Selama beberapa hari berada di sana, belum pernah Rin melihat manusia lain di dunia itu selain dirinya sendiri, lalu kemudian muncullah Zura dengan segala aksi heroiknya yang menyelamatkan adik dari Akibara Yuuto itu dengan gagah berani.
Semua benar-benar mengagumkan dan tak masuk akal.
Dunia dengan berbagai makhluk hidup di dalamnya, tak lain dan tak bukan disebut dengan Dunia Bawah. Benar-benar mirip seperti sebuah dunia di manga* lawas yang pernah Rin baca sewaktu kecil dulu, yang berjudul Inuyasha*. Komik yang sangat disukai olehnya.
Jujur saja, sang gadis Akibara sangat menyukai komik dan animasi dari tokoh setengah manusia setengah siluman itu. Bahkan, Rin merasa alur hidupnya mirip dengan tokoh Kagome dalam cerita tersebut. Namun, perawakannya lebih terlihat seperti Kikyo. Benar-benar kebetulan sekali.
Tak jarang, Rin yang sangat suka menonton serial dari mangaka hebat Rumiko Takahashi tersebut mengajak sang kakak untuk ikut menonton televisi bersamanya, dan seperti dugaan Rin, Yuuto ikut larut dalam kisah petualangan Inuyasha dan kawan-kawan.
Rin tersenyum kecil, lalu mendesah pelan. "Seandainya saja aku memiliki Inuyasha-ku sendiri," gumamnya terdengar berharap.
Inuyasha memiliki Higurashi Kagome yang selalu ada di sisinya, seorang gadis manusia dengan senjata panah dan busurnya yang hebat dan ceria. Diam-diam Rin melirik senjata yang tersampir di belakang tubuhnya, lalu kemudian tertawa kecil.
Di bandingkan Kagome, penampilan Rin lebih cocok ke seorang tokoh yang merupakan cinta masa lalunya Inuyasha yang bernama Kikyo.
Kali ini, Kikyo persis sama seperti Rin. Seorang miko, memakai busur sebagai senjatanya dan juga berambut hitam panjang. Benar-benar kombinasi penampilan yang pas. Cantik dan mematikan. Rin lagi-lagi terkekeh geli karena khayalannya sendiri. Begitu menyenangkan, membayangkan sesuatu yang tidak bisa didapatkan walau hanya lewat bunga tidur bernama mimpi.
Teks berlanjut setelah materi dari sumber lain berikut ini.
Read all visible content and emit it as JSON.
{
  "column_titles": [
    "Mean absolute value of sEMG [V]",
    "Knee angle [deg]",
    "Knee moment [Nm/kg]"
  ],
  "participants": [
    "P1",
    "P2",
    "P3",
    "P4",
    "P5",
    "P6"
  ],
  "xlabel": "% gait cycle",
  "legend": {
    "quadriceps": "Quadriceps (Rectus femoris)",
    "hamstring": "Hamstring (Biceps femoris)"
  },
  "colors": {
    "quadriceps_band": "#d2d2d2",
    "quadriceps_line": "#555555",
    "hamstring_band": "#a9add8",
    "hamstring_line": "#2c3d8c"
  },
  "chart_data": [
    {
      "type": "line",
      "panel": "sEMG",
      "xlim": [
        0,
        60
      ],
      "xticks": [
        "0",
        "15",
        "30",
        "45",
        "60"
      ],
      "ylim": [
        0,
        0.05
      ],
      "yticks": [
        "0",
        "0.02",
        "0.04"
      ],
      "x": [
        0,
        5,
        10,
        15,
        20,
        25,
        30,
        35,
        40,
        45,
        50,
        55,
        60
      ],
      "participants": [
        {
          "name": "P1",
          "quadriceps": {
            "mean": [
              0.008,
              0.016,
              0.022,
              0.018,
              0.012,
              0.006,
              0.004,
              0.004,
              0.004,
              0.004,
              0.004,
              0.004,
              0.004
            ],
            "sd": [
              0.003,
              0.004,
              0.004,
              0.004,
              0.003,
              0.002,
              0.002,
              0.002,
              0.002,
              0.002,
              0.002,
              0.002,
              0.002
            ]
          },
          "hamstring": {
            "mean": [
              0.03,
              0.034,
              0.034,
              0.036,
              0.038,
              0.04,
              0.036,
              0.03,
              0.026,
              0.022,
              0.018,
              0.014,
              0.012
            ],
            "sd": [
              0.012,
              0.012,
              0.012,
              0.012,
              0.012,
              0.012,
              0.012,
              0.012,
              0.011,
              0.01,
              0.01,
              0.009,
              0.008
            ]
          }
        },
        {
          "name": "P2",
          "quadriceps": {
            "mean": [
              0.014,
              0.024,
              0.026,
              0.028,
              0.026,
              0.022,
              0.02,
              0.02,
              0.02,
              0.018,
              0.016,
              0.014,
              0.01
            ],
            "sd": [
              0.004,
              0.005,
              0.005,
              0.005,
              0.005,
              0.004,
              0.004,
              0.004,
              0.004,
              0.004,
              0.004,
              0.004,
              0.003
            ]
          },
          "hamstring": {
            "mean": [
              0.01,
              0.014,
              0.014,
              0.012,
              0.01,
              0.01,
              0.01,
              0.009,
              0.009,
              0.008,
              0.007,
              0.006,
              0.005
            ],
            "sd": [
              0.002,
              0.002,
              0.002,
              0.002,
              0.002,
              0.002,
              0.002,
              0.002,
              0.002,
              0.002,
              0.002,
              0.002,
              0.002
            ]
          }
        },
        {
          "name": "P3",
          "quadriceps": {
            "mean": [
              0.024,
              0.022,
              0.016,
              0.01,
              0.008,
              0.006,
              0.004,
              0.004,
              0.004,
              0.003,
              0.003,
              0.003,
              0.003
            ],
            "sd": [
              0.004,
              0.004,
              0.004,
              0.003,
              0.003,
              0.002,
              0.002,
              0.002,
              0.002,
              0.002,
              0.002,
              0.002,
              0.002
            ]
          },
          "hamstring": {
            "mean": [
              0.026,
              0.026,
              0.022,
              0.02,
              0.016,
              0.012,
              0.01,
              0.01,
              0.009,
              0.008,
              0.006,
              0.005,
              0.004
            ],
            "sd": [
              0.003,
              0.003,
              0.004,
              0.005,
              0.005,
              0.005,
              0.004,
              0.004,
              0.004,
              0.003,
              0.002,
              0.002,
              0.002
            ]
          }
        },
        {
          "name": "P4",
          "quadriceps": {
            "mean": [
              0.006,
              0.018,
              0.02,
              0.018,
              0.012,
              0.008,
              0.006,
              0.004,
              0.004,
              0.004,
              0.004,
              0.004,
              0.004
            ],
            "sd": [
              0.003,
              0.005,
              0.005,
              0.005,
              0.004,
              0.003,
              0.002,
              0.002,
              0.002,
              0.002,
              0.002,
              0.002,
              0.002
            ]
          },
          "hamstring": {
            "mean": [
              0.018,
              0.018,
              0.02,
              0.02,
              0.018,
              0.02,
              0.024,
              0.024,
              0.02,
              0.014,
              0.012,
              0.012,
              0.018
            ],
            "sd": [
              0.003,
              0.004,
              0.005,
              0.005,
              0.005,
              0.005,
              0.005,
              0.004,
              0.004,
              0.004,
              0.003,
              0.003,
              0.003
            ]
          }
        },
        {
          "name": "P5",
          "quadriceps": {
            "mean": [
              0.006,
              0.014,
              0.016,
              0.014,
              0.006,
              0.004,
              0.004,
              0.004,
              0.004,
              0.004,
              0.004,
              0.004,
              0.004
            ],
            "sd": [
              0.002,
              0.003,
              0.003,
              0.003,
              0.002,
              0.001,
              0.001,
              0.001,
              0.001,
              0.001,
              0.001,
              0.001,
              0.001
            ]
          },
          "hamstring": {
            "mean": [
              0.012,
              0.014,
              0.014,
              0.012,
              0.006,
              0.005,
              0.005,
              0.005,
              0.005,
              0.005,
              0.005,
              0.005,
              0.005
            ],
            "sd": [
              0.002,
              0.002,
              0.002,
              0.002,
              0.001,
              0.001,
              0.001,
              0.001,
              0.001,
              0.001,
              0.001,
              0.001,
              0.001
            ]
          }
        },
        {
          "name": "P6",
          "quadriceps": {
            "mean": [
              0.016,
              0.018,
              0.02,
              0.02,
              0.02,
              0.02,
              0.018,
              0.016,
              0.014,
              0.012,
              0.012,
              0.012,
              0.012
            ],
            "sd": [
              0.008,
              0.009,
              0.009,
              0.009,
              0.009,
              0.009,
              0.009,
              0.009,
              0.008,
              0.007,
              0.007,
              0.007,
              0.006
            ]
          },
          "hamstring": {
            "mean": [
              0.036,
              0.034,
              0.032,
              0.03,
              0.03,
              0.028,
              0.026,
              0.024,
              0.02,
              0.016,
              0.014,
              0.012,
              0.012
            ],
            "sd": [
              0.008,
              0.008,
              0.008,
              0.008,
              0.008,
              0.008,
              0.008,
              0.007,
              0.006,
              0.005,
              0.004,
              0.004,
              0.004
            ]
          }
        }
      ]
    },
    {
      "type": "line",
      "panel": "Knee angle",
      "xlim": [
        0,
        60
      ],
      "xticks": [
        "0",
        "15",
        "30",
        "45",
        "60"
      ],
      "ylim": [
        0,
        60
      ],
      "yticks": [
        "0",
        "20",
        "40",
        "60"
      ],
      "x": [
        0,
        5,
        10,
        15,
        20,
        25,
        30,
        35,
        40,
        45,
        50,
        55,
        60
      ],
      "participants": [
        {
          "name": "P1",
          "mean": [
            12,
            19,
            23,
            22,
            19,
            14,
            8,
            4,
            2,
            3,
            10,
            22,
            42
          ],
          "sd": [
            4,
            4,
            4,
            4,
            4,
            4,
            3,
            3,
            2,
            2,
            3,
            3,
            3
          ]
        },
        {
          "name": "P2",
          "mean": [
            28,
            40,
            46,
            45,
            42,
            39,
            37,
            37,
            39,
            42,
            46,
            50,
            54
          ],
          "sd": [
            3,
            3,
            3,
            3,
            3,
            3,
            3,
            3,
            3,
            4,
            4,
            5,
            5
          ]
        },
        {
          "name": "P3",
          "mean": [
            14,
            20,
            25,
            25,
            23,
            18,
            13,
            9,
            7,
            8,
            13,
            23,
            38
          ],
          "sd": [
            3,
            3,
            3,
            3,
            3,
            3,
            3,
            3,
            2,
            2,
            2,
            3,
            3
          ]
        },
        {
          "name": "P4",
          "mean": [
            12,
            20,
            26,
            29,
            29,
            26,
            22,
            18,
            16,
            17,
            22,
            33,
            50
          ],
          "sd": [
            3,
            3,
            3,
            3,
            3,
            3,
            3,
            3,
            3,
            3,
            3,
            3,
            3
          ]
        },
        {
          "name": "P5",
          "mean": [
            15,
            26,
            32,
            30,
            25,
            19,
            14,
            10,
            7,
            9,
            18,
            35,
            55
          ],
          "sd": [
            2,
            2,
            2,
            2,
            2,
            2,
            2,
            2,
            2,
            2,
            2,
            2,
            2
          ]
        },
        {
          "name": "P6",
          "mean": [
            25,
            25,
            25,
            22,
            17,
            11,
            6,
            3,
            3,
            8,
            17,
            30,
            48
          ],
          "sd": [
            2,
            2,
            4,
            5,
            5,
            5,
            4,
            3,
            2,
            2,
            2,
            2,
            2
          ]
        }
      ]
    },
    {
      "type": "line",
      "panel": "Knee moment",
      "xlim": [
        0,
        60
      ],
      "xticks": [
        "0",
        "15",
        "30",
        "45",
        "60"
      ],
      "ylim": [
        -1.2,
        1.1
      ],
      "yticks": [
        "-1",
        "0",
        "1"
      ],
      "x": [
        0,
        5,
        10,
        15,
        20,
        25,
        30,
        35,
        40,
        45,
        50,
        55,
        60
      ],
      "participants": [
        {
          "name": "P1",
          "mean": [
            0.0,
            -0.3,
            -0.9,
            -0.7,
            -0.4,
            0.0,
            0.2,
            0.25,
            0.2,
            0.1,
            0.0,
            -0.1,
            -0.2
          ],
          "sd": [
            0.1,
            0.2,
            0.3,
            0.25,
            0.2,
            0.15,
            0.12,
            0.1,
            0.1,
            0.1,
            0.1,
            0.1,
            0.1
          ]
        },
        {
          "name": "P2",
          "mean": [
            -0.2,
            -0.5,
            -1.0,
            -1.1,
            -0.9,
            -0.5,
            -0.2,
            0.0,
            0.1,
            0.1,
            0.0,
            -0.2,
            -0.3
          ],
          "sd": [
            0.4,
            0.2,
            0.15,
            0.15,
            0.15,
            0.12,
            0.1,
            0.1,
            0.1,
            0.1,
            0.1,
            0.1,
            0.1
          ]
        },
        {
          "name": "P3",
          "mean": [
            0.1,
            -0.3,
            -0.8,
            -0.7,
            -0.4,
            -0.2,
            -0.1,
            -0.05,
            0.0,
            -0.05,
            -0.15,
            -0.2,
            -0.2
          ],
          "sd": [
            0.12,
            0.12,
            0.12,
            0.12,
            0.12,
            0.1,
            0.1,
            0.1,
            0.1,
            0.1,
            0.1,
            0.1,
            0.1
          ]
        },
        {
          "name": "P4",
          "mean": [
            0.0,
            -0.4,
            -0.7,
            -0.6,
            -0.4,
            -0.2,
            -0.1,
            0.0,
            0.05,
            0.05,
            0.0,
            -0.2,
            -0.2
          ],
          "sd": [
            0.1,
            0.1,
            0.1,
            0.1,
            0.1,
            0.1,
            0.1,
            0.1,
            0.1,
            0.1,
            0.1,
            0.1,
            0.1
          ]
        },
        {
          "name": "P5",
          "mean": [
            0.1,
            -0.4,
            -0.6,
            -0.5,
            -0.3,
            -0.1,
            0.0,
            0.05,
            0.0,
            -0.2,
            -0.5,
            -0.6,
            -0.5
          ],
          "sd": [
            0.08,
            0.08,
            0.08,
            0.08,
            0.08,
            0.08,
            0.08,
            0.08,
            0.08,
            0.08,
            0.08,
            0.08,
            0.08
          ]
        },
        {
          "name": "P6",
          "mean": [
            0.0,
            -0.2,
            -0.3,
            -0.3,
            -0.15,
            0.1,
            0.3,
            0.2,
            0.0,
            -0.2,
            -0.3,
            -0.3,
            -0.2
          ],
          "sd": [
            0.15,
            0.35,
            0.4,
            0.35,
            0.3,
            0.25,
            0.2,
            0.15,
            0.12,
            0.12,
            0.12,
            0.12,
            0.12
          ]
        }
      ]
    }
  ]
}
Zura yang sedang berbincang dengan siluman babi sontak menolehkan kepalanya, begitu teringat dengan seseorang. Pemuda itu kembali membawa atensinya yang sempat teralihkan, sekadar untuk menatap seorang gadis yang sedang memasang ekspresi yang berbunga-bunga.
Perempuan dan dunia khayalnya. Zura terkekeh pelan, lalu memutar badannya menghadap sang gadis Akibara. Rin benar-benar seorang wanita sejati. Zura ikut memasang posisi yang sama seperti sang gadis, yaitu memangku wajah di tangan yang ditopang di atas meja kedai.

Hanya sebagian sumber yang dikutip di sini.